Making every ball count
Following their 2016 World T20 triumph, Phil Simmons, former West Indies coach summed up a batsman’s approach in this format: “Every ball, you have to re-evaluate the situation for the next ball. In Tests you assess by sessions; in ODIs you assess it by overs; in T20 cricket now you assess by balls. Every ball is an event,” he said.
There’s little doubt that Dhawan, Rohit and Virat have been India’s trump-cards in white-ball cricket for a while now. However, with the 2020 World T20 in Australia less than a year away, the team management needs to re-calibrate their plans.

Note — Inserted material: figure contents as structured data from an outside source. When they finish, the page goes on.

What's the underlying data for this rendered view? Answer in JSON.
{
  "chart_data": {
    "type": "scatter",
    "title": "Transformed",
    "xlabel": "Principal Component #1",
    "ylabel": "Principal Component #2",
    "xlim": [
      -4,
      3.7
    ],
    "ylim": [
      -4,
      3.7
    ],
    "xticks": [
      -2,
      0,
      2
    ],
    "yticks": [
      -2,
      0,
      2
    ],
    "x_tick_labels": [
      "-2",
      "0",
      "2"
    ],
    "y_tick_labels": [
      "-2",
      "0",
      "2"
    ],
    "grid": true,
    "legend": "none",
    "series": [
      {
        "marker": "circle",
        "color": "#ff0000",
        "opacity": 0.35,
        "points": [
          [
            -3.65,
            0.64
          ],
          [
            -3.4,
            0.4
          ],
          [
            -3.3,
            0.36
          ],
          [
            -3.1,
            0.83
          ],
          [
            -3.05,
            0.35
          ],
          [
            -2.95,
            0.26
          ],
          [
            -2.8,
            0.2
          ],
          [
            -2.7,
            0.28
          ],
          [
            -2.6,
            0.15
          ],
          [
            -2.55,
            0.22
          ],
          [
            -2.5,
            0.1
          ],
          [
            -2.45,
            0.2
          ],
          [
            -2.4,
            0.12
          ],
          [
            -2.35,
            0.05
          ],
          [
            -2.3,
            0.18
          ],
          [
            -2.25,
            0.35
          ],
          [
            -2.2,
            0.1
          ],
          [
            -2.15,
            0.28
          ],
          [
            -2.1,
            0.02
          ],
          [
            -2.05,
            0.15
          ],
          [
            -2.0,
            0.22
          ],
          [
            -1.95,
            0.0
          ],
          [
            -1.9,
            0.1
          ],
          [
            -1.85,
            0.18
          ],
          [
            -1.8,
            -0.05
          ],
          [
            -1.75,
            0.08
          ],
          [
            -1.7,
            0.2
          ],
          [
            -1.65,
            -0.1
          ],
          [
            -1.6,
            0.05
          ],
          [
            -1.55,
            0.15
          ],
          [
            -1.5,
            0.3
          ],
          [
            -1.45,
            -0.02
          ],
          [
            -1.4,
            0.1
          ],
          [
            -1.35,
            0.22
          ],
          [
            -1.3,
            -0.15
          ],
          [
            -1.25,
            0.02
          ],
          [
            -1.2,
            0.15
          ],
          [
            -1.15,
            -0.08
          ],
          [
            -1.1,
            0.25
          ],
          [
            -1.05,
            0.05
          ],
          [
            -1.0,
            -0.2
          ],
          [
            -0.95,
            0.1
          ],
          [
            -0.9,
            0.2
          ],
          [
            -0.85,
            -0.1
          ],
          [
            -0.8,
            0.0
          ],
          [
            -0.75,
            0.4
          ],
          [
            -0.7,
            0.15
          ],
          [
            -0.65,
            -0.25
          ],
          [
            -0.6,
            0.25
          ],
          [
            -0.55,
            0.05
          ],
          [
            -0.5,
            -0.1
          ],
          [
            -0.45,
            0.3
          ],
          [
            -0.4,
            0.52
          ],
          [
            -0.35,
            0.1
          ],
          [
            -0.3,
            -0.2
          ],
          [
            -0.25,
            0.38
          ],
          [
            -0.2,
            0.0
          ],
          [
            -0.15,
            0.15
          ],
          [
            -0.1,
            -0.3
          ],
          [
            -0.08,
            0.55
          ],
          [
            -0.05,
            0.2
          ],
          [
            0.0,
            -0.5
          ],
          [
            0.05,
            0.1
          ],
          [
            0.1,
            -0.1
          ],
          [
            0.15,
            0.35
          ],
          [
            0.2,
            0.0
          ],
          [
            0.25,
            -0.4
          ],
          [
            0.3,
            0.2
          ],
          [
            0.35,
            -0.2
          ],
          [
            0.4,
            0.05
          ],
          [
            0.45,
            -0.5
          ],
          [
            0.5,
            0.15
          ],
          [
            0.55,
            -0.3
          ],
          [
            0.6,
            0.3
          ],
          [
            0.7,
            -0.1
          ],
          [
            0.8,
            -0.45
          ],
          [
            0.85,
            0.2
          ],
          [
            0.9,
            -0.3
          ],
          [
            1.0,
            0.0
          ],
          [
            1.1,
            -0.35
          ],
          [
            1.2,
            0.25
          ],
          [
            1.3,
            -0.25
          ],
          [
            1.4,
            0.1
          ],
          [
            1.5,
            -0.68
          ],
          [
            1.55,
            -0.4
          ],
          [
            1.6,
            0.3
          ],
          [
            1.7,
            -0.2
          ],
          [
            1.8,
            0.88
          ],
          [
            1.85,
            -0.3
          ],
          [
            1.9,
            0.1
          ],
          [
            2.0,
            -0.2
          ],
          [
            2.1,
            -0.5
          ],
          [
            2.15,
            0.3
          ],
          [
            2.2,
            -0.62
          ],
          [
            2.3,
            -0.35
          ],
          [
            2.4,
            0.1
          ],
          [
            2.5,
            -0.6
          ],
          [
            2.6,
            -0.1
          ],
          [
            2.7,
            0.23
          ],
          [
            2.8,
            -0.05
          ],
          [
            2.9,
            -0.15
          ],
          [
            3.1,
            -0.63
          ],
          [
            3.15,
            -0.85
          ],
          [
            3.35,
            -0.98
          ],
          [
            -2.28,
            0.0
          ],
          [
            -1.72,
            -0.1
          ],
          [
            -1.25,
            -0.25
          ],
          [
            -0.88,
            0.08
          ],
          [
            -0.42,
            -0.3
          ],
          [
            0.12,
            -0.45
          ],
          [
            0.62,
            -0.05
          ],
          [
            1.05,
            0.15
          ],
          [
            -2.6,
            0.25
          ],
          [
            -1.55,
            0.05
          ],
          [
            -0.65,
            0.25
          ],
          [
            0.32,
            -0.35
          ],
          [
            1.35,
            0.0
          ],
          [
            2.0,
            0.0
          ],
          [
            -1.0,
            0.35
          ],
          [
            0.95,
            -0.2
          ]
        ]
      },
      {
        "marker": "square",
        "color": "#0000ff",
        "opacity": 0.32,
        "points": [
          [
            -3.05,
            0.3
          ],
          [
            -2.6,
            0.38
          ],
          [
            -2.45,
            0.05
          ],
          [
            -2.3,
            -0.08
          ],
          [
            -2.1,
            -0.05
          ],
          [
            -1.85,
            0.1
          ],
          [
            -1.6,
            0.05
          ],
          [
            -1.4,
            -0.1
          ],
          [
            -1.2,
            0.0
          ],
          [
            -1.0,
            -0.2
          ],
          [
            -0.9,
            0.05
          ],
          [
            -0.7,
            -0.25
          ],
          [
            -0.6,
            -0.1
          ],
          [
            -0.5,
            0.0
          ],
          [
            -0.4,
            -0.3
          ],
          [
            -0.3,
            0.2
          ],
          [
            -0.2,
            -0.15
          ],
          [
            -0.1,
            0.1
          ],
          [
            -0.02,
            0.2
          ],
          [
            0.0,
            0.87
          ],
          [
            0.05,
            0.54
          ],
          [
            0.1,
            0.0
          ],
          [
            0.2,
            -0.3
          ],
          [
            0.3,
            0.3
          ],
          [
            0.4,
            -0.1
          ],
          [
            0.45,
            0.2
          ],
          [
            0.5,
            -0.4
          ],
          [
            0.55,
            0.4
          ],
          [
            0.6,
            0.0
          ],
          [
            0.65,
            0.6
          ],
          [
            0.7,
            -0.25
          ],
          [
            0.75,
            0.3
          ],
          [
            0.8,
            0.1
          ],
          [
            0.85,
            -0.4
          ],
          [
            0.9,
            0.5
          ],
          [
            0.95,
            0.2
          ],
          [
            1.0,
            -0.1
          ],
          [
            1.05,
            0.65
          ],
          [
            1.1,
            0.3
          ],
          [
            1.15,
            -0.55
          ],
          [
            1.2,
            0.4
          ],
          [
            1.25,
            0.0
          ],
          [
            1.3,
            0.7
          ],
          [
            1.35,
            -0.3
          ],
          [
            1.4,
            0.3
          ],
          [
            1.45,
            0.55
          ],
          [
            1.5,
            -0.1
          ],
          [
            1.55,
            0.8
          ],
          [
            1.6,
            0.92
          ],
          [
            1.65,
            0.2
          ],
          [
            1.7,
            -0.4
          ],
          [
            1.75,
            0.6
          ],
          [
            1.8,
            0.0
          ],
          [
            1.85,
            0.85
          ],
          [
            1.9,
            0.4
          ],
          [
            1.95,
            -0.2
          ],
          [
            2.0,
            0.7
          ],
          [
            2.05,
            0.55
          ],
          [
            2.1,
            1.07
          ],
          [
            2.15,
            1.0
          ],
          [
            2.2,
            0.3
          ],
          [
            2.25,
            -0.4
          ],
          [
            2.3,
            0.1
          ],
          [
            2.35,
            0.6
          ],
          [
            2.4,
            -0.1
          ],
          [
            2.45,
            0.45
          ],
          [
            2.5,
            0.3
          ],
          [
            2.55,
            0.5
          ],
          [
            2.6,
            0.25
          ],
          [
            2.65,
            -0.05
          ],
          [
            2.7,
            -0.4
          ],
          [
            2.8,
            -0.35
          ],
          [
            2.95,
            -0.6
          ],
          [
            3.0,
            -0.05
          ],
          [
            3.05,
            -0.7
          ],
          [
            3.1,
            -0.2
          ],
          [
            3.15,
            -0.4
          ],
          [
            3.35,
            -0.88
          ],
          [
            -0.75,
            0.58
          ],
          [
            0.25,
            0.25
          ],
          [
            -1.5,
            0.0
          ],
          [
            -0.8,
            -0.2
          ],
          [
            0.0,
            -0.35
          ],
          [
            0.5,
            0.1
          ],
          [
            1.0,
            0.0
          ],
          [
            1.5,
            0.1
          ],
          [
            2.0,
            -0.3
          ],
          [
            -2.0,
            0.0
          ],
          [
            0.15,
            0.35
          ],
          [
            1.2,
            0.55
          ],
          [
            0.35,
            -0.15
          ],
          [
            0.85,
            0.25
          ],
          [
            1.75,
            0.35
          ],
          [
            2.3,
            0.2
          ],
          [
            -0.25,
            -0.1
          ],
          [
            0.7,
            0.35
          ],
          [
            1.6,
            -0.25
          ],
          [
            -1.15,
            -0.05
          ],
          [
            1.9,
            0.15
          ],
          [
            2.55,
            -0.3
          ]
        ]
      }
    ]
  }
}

Instead of continuing with the conventional conserve-your-wickets policy that saw their exit at the previous showpiece event, they would do well to inject a few wild-cards who, as Simmons suggests, have the ability to make every ball in a T20 game count. The shortest format has evolved at such a frenetic pace that six-hitting has replaced singles, doubles and even boundaries as the main currency.
It’s little wonder why big-hitters are so much in demand. During this year’s IPL, Sunrisers Hyderabad profited by inducting two ultra-aggressive openers in David Warner and Jonathan Bairstow.
An Australian and an Englishman’s pairing was an unlikely one, but they set the template of how T20 openers ought to operate – insouciant and seizing the initiative from the first delivery – a consequence of which Hyderabad invariably got off to rollicking starts.
A misfiring Dhawan could just stake the claim for propping up Rishabh Pant as Rohit’s opening partner.The idea may not seem that outlandish because the wicket-keeper has had precious little to do while batting down the order. Getting the full 20 overs might just unshackle him and his pyrotechnics will not only give India the desired momentum during Powerplay, but will also help ease the pressure on Rohit.
With a limited time-frame, the idea is to get your big-hitters in as early as possible so that they can face majority of the 120 deliveries a T20 game offers. There’s always an element of risk involved in this move. But on the night it comes off, no total will look inconceivable and no target unachievable.